Published on October 29, 2009 at 4:51 AM · No Comments

Cempra Pharmaceuticals today announced data presentations of its lead antibiotic candidate, CEM-102 (fusidic acid), at the Infectious Diseases Society of America, 47th Annual Meeting, Oct. 29 to Nov. 1, 2009, in Philadelphia.

Fusidic acid is a compound with an established record of treating staphylococcal infections, including methicillin-resistant S. aureus (MRSA), outside the U.S., a unique mechanism of action and low levels of bacterial resistance. CEM-102, a new oral formulation of fusidic acid and with a PK-PD-based dosing regimen, is being investigated for the treatment of acute bacterial skin structure infections in a Phase 2/3 clinical trial vs. linezolid. This adaptive-design trial is expected to transition into a Phase 3 pivotal trial in the first quarter of 2010.

Three posters to be presented at IDSA on October 30 (12:30 to 2 p.m.

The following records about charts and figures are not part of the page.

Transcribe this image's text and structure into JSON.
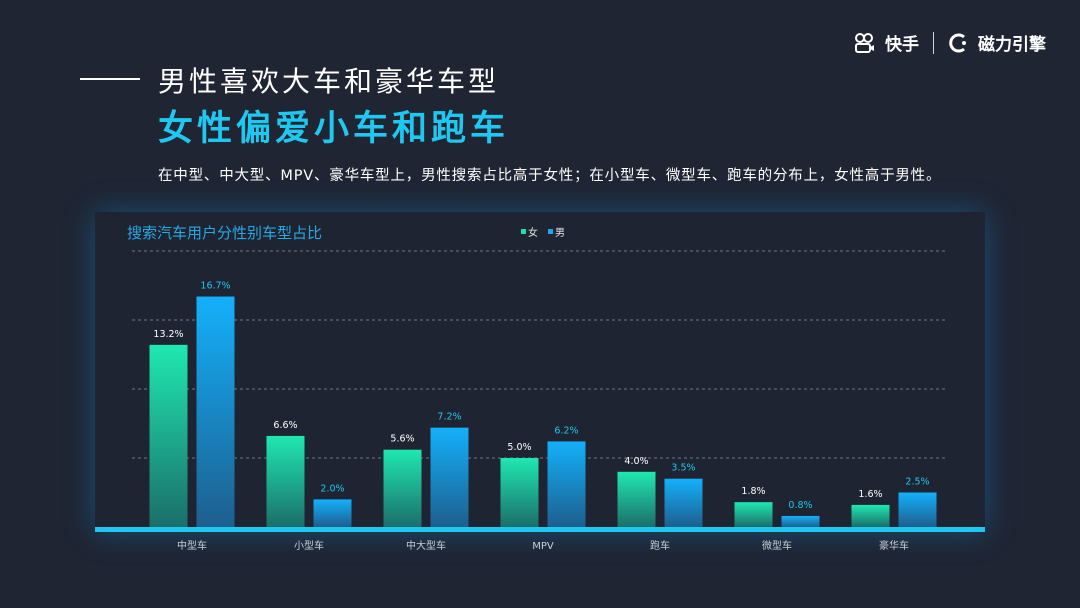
{
  "brand": {
    "name": "快手",
    "product": "磁力引擎"
  },
  "heading": {
    "line1": "男性喜欢大车和豪华车型",
    "line2": "女性偏爱小车和跑车",
    "description": "在中型、中大型、MPV、豪华车型上，男性搜索占比高于女性；在小型车、微型车、跑车的分布上，女性高于男性。"
  },
  "colors": {
    "female": "#1de0a8",
    "male": "#18a8f2",
    "accent": "#1ec8f0",
    "axis": "#1ec8f0"
  },
  "chart_data": {
    "type": "bar",
    "title": "搜索汽车用户分性别车型占比",
    "categories": [
      "中型车",
      "小型车",
      "中大型车",
      "MPV",
      "跑车",
      "微型车",
      "豪华车"
    ],
    "series": [
      {
        "name": "女",
        "values": [
          13.2,
          6.6,
          5.6,
          5.0,
          4.0,
          1.8,
          1.6
        ],
        "labels": [
          "13.2%",
          "6.6%",
          "5.6%",
          "5.0%",
          "4.0%",
          "1.8%",
          "1.6%"
        ]
      },
      {
        "name": "男",
        "values": [
          16.7,
          2.0,
          7.2,
          6.2,
          3.5,
          0.8,
          2.5
        ],
        "labels": [
          "16.7%",
          "2.0%",
          "7.2%",
          "6.2%",
          "3.5%",
          "0.8%",
          "2.5%"
        ]
      }
    ],
    "ylim": [
      0,
      20
    ],
    "grid": true,
    "legend": "top-center"
  }
}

EDT) confirm CEM-102's potency against contemporary isolates of S. aureus, including MRSA, from the U.S. and Canada, with MIC90s in the 0.25 micrograms/ml range (Posters 202, 203, 261). Isolates resistant to other antibiotics were susceptible to CEM-102, indicating little cross resistance to CEM-102. Importantly, resistance to CEM-102 increased only slightly and remained low (less than 10% of isolates), in Canadian strains isolated between 2001 and 2008 despite fusidic acid being available in Canada since 1987 (Poster 202). Mutational frequency of two strains of MRSA following a single exposure to CEM-102 was shown to be low providing further evidence of the low likelihood for the development of bacterial resistance (Poster 203). The robustness of the results from these studies was confirmed by an analysis of bacterial susceptibility to CEM-102 using three different susceptibility testing methods (Poster 261). The prior studies employed broth microdilution. In this study, broth microdilution, disk diffusion and Etest methods showed highly correlated susceptibility results across multiple S. aureus strains.